Das ist aber schon sehr ausgeprägt.
Ich hab den Z35p ebenfalls und nur leichte Wolken die bei schwarzen Bild zu sehen sind wenn man genau drauf achtet.

Ich bin mit meinem Monitor grundlegend eigentlich sehr zufrieden.

EDIT:




			Dieser Inhalt steht nur eingeloggten Mitgliedern zur Verfügung.
        




			Dieser Inhalt steht nur eingeloggten Mitgliedern zur Verfügung.
        




			Dieser Inhalt steht nur eingeloggten Mitgliedern zur Verfügung.
        




			Dieser Inhalt steht nur eingeloggten Mitgliedern zur Verfügung.
        




			Dieser Inhalt steht nur eingeloggten Mitgliedern zur Verfügung.


----------



## ELiiTeChRiiS (1. Juli 2018)

*AW: Helle Ränder am Monitorrand*

Ok und wenn du jetzt in dunklen Spielszenen mal auf den Rand achtest? Wird er bei dir nach außen hin auch heller?


----------



## Jibbomat (1. Juli 2018)

*AW: Helle Ränder am Monitorrand*

So wie am letzten Bild wo Farcry drauf steht.
Ist auf dem Bild schlimmer als ich es wahrnimm.

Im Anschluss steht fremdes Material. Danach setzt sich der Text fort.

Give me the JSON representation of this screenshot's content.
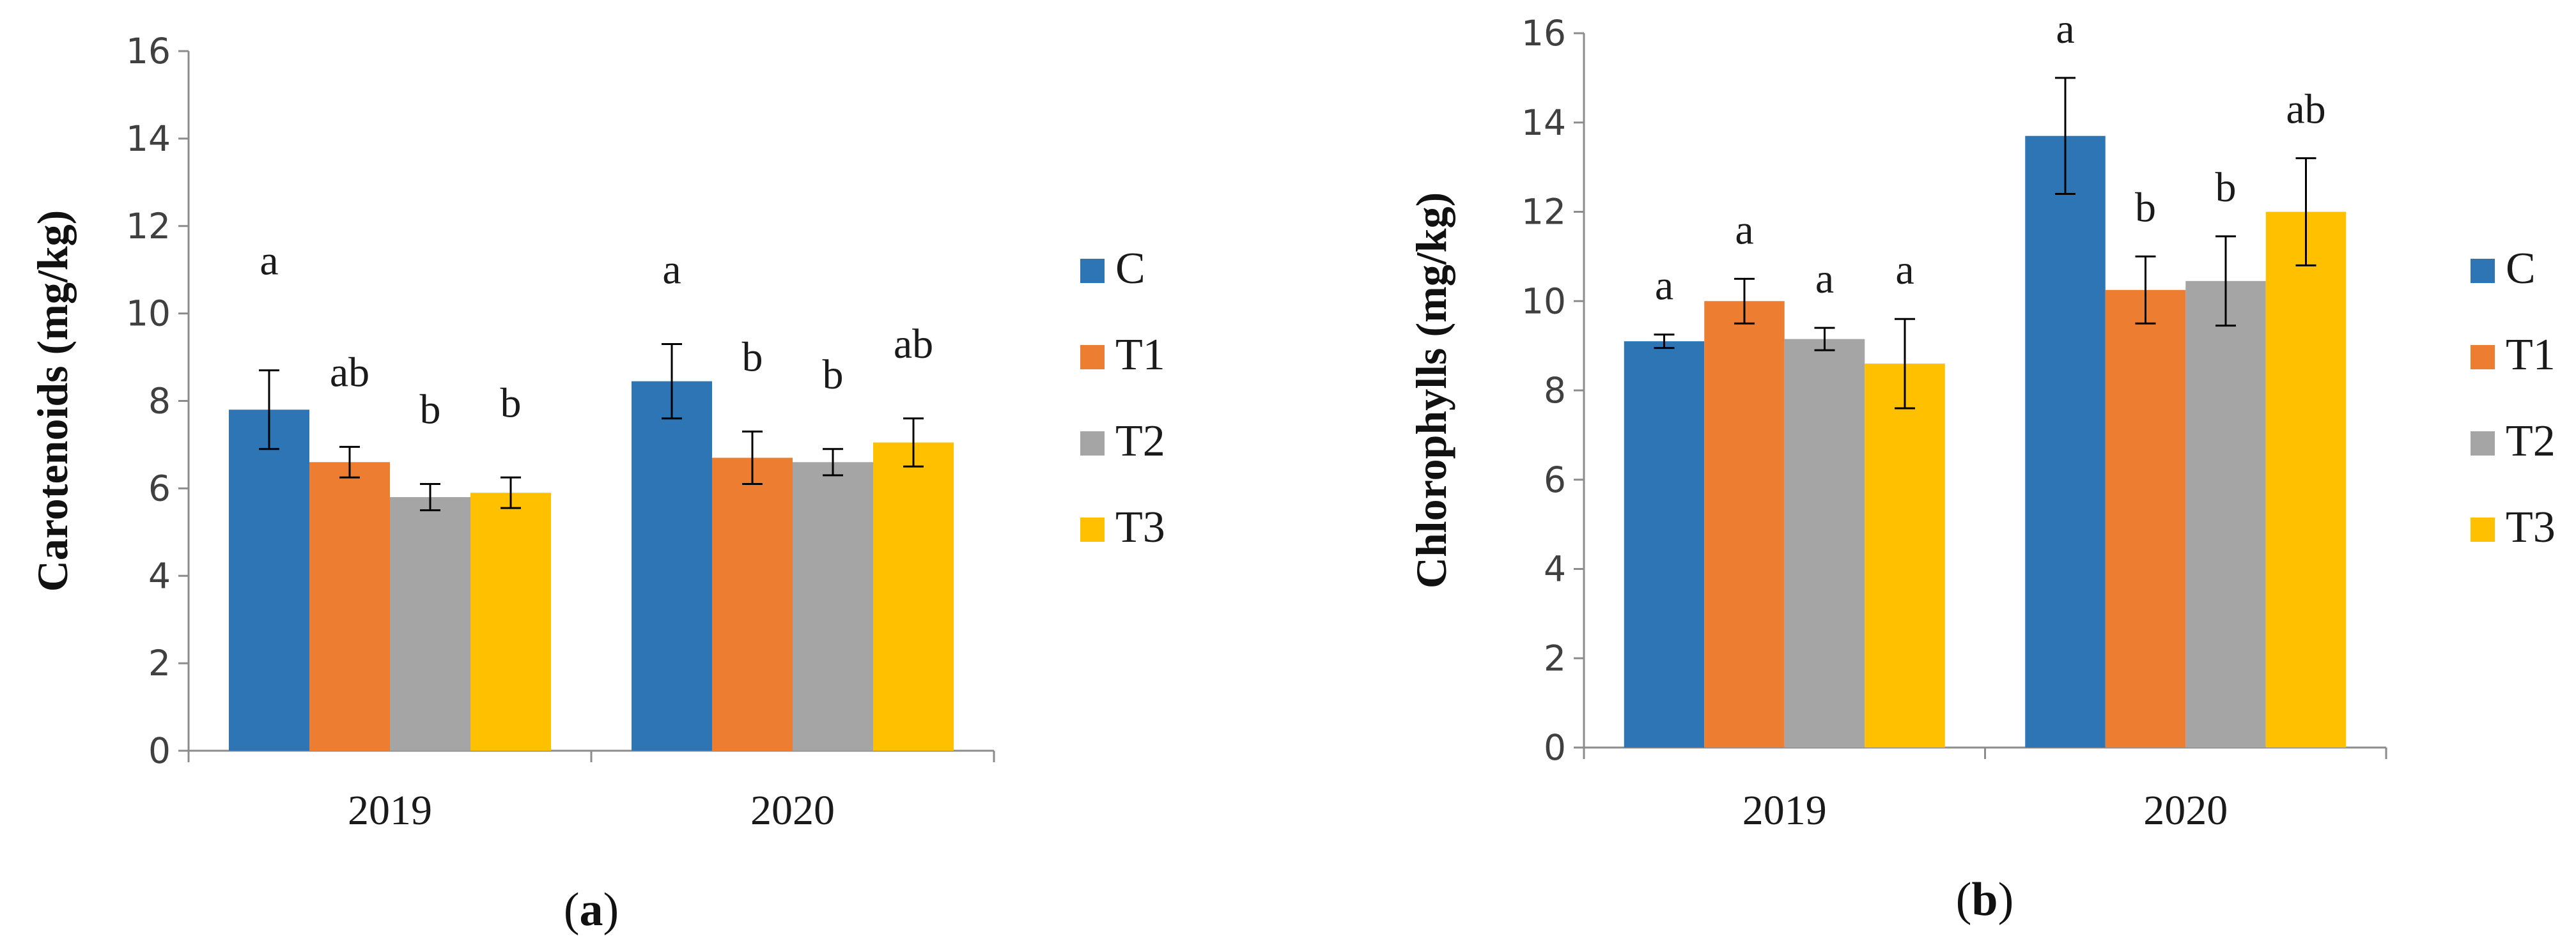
{
  "colors": {
    "C": "#2E75B6",
    "T1": "#ED7D31",
    "T2": "#A5A5A5",
    "T3": "#FFC000"
  },
  "chart_data": [
    {
      "type": "bar",
      "panel_label": "a",
      "ylabel": "Carotenoids (mg/kg)",
      "ylim": [
        0,
        16
      ],
      "yticks": [
        "0",
        "2",
        "4",
        "6",
        "8",
        "10",
        "12",
        "14",
        "16"
      ],
      "categories": [
        "2019",
        "2020"
      ],
      "legend_position": "right",
      "series": [
        {
          "name": "C",
          "values": [
            7.8,
            8.45
          ],
          "errors": [
            0.9,
            0.85
          ],
          "letters": [
            "a",
            "a"
          ]
        },
        {
          "name": "T1",
          "values": [
            6.6,
            6.7
          ],
          "errors": [
            0.35,
            0.6
          ],
          "letters": [
            "ab",
            "b"
          ]
        },
        {
          "name": "T2",
          "values": [
            5.8,
            6.6
          ],
          "errors": [
            0.3,
            0.3
          ],
          "letters": [
            "b",
            "b"
          ]
        },
        {
          "name": "T3",
          "values": [
            5.9,
            7.05
          ],
          "errors": [
            0.35,
            0.55
          ],
          "letters": [
            "b",
            "ab"
          ]
        }
      ]
    },
    {
      "type": "bar",
      "panel_label": "b",
      "ylabel": "Chlorophylls (mg/kg)",
      "ylim": [
        0,
        16
      ],
      "yticks": [
        "0",
        "2",
        "4",
        "6",
        "8",
        "10",
        "12",
        "14",
        "16"
      ],
      "categories": [
        "2019",
        "2020"
      ],
      "legend_position": "right",
      "series": [
        {
          "name": "C",
          "values": [
            9.1,
            13.7
          ],
          "errors": [
            0.15,
            1.3
          ],
          "letters": [
            "a",
            "a"
          ]
        },
        {
          "name": "T1",
          "values": [
            10.0,
            10.25
          ],
          "errors": [
            0.5,
            0.75
          ],
          "letters": [
            "a",
            "b"
          ]
        },
        {
          "name": "T2",
          "values": [
            9.15,
            10.45
          ],
          "errors": [
            0.25,
            1.0
          ],
          "letters": [
            "a",
            "b"
          ]
        },
        {
          "name": "T3",
          "values": [
            8.6,
            12.0
          ],
          "errors": [
            1.0,
            1.2
          ],
          "letters": [
            "a",
            "ab"
          ]
        }
      ]
    }
  ]
}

Ich hatte mit mehr gerrechnet, nachdem ich hier viel darüber gelesen habe.
Hat mich dann selbst überrascht. Hab wahrscheinlich ein echt gutes Modell erwischt in der Panellotterie.

Vielleicht sollte ich es mal mit Lotto versuchen


----------



## ELiiTeChRiiS (2. Juli 2018)

*AW: Helle Ränder am Monitorrand*

Ich glaube wir reden von zwei unterschiedlichen Dingen. Du redest vom Backlight Bleed. Das meine ich aber nicht. Scroll nochmal hoch und schau dir nochmal mein Bild an. Du siehst deutlich, dass die Ränder weislicher sind, als die Bildmitte. Als wäre quasi eine Wolke um die Bildmitte herum.
Setz dich mal exakt mittig vor deinen Monitor. Öffne mal ein graues Fenster --> https://www.adler-farbenmeister.com...-in-RGB-RAL-7016_Anthrazitgrau_600x600@2x.jpg
Jetzt wenn du genau mittig vor deinem Monitor sitzt verschieb das Fenster mal von der Bildmitte bis ganz zum Rand hin. Wird es am Rand bei dir auch heller?


----------



## Jibbomat (3. Juli 2018)

*AW: Helle Ränder am Monitorrand*



ELiiTeChRiiS schrieb:


> Ich glaube wir reden von zwei unterschiedlichen Dingen. Du redest vom Backlight Bleed. Das meine ich aber nicht. Scroll nochmal hoch und schau dir nochmal mein Bild an. Du siehst deutlich, dass die Ränder weislicher sind, als die Bildmitte. Als wäre quasi eine Wolke um die Bildmitte herum.
> Setz dich mal exakt mittig vor deinen Monitor. Öffne mal ein graues Fenster --> https://www.adler-farbenmeister.com...-in-RGB-RAL-7016_Anthrazitgrau_600x600@2x.jpg
> Jetzt wenn du genau mittig vor deinem Monitor sitzt verschieb das Fenster mal von der Bildmitte bis ganz zum Rand hin. Wird es am Rand bei dir auch heller?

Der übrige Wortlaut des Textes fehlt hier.